Mi guardai un po' intorno, avevamo fatto davvero un bel lavoro alla fine dei conti. Non potevo di certo lamentarmi dell'impegno, tardivo, che i miei amici ci avevano messo. Mi domandavo solo se il nostro sforzo sarebbe stato sufficiente. Avevamo interamente trasformato la palestra in una specie di cinema all'aperto, riprendendo l'idea che avevamo avuto per l'ultimo compleanno di Sirius. La sala era arredata con tante coperte, volte a creare piccole isolette da dove poter osservare al meglio il telo per le proiezioni. Per rendere le sedute più confortevoli avevamo inoltre aggiunto vari cuscini, che allo stesso tempo garantivano anche, almeno secondo Ethan, un notevole miglioramento estetico. Raggiunsi, grazie all'utilizzo di una scala laterale, la zona superiore, dove Sirius e Morgan erano intenti ad armeggiare con il proiettore. Era stato deciso che se ne occupassero loro due in quanto: il primo era un esperto di qualunque oggetto riguardasse in qualche modo il cinema, mentre il secondo aveva fatto un minimo di esperienza con una di quelle diavolerie.

«Come procede?»

«Alla grande, direi che siamo pronti per cominciare. Tra quanto si dà il via al festival?» Chiese l'azzurro stiracchiandosi. Non mi sorprese più di tanto il suo gesto, visto che avevano passato lì accovacciati almeno una buona mezz'ora se non di più.

«Se non sbaglio tra meno di cinque minuti.»

«Allora siamo perfettamente in orario.»

«Avevi qualche dubbio? Io non sono mai in ritardo.» S'intromise il regista compiaciuto, suscitando l'ilarità di noi due. Lo scoppiargli a ridere in faccia ci fece guadagnare per direttissima una delle sue leggendarie occhiatacce, che però sembrò ottenere almeno in un primo momento l’effetto contrario.

«Tesoro scusa, però dovresti vedere la tua faccia. È troppo buffa!»

«Pazienza, déi datemi la pazienza.» Proprio tra una risata e l'altra ci raggiunse la voce di Emma, che grazie al suo solito tono troppo alto non dovette sforzarsi più di tanto.

«RAGAZZI! SE AVETE FINITO SCENDETE CHE QUI FUORI C'È GIÀ UN SACCO DI GENTE!»

«VEDI ANCHE QUALCUNO DEI NOSTRI COMPAGNI DI CLASSE?» Annuì decisa.

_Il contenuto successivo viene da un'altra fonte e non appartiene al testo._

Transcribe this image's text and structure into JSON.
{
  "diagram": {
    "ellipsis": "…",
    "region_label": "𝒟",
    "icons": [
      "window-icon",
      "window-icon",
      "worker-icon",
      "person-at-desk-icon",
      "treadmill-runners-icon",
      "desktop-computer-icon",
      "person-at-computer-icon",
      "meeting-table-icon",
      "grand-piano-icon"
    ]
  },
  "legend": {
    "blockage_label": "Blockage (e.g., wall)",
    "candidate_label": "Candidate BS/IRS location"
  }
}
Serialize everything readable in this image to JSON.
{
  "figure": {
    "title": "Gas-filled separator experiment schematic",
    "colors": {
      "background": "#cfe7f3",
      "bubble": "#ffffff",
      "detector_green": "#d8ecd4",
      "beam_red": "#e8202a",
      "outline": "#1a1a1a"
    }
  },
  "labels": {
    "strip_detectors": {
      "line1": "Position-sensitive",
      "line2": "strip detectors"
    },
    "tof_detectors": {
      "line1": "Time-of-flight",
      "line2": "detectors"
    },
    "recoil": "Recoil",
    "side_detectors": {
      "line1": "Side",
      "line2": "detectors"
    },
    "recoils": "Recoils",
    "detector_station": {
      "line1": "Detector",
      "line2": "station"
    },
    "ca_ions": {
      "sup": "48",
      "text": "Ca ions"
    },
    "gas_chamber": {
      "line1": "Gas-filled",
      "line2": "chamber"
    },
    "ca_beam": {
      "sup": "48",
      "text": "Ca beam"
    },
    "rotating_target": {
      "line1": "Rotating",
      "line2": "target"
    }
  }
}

«MI SEMBRA CI SIANO TUTTI PER FORTUNA. SPERIAMO CHE IL NOSTRO PIANO FUNZIONI!» Raggiungemmo immediatamente gli altri, intanto che le luci si abbassavano, per creare un’atmosfera più raccolta, preparandoci inoltre a spegnerle da lì a poco per l'inizio del "film". Ricontrollai tutto con lo sguardo, giusto per essere certa che fosse ogni cosa al proprio posto, e, una volta finito, presi un bel respiro. Non era come prima di una partita, lì sapevo di poter fare del mio meglio, mentre in quel genere di circostanze non ne ero certa, non era il mio campo. Sarebbe davvero andata bene? Le ostilità si sarebbero appianate? La nostra sezione avrebbe fatto almeno una figura decente al festival? Troppe domande e troppe poche risposte come al solito. Sussultai sentendo il braccio di Genesis mettermisi intorno alle spalle.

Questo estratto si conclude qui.